Bruhat M A, Mage G, Chapron C, Pouly J L, Canis M, Wattiez A
Polyclinique Gynécologie-Obstétrique, Médecine de la Reproduction, C.H.U. de Clermont-Ferrand, Université de Clermont-Ferrand I, France.
Eur J Obstet Gynecol Reprod Biol. 1991 Aug 20;41(1):4-13. doi: 10.1016/0028-2243(91)90308-8.

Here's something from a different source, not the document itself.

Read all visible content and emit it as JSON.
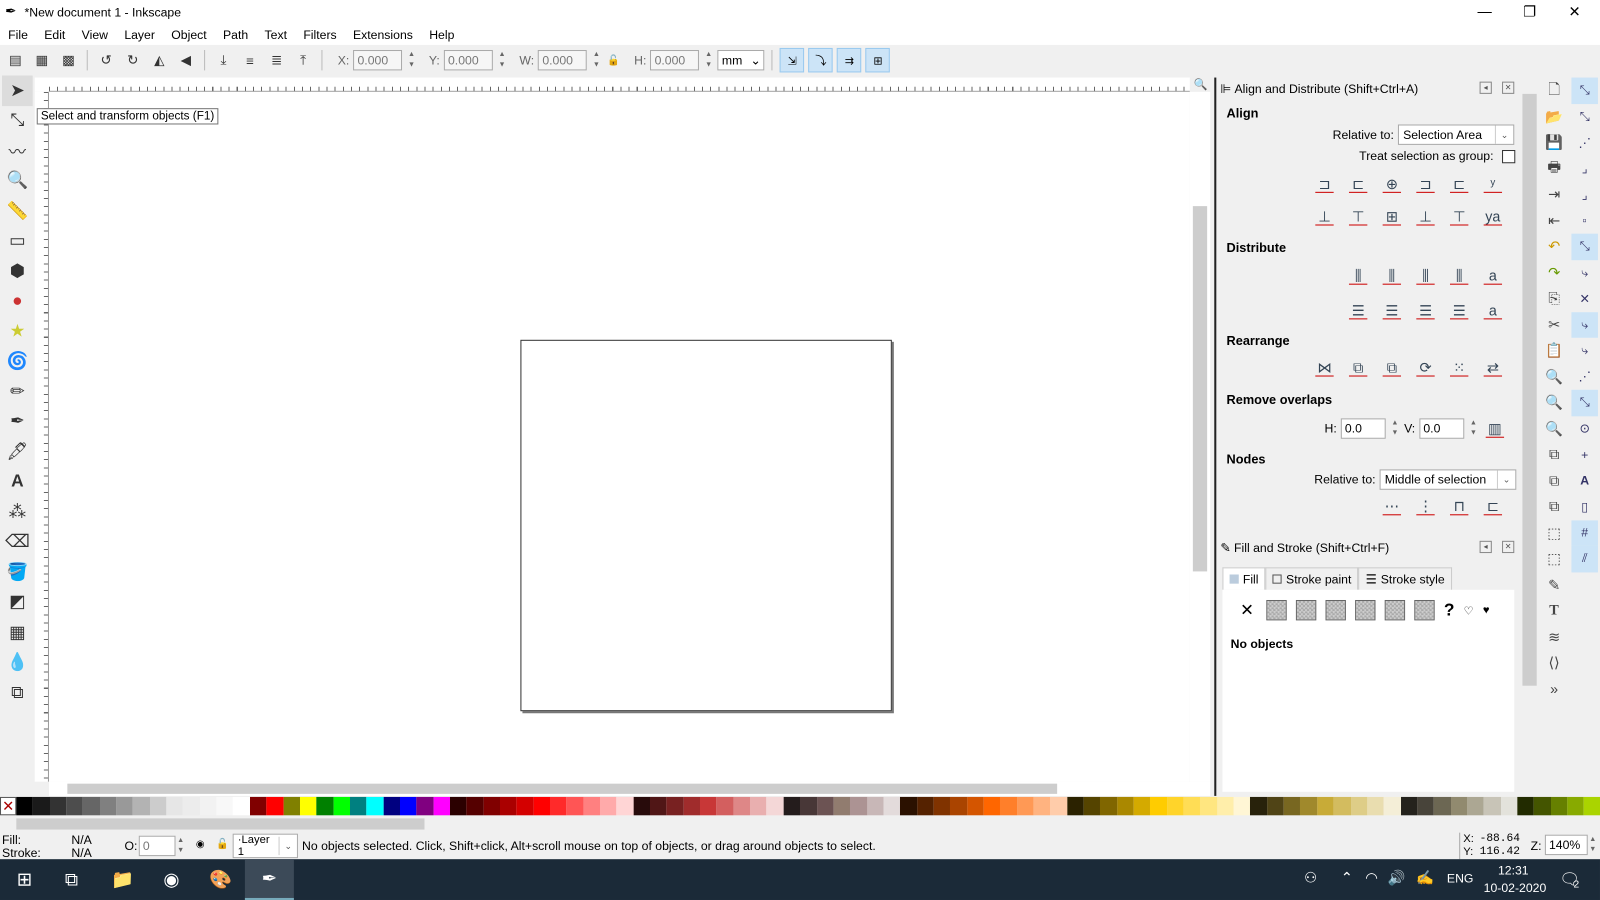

The last ten years have been characterized by a tremendous change in laparoscopy. Initially used exclusively for diagnosis, laparoscopy is now a surgical method in its own right and plays a strategic role. Long-term evaluation of results for various pathologies (such as ectopic pregnancy and tubo-peritoneal sterility) means that just one laparoscopic procedure can be used for diagnosis, selection of the best therapeutic approach and also for treatment in those cases where laparoscopy is the optimum choice. Other more recent indications (including hysterectomy, lymphadenectomy etc.) which are now possible thanks to recent technological developments (such as clips and mechanical sutures) need long-term analysis of their results.
过去十年,腹腔镜检查发生了巨大变化。腹腔镜检查最初仅用于诊断,如今已成为一种独立的手术方法并发挥着重要作用。对各种病症(如异位妊娠和输卵管 - 腹膜性不孕)的长期结果评估表明,仅一次腹腔镜手术就可用于诊断、选择最佳治疗方法,并且在腹腔镜检查为最佳选择的病例中还可用于治疗。由于最近的技术发展(如夹子和机械缝合线)而现在可行的其他更新的适应症(包括子宫切除术、淋巴结切除术等)需要对其结果进行长期分析。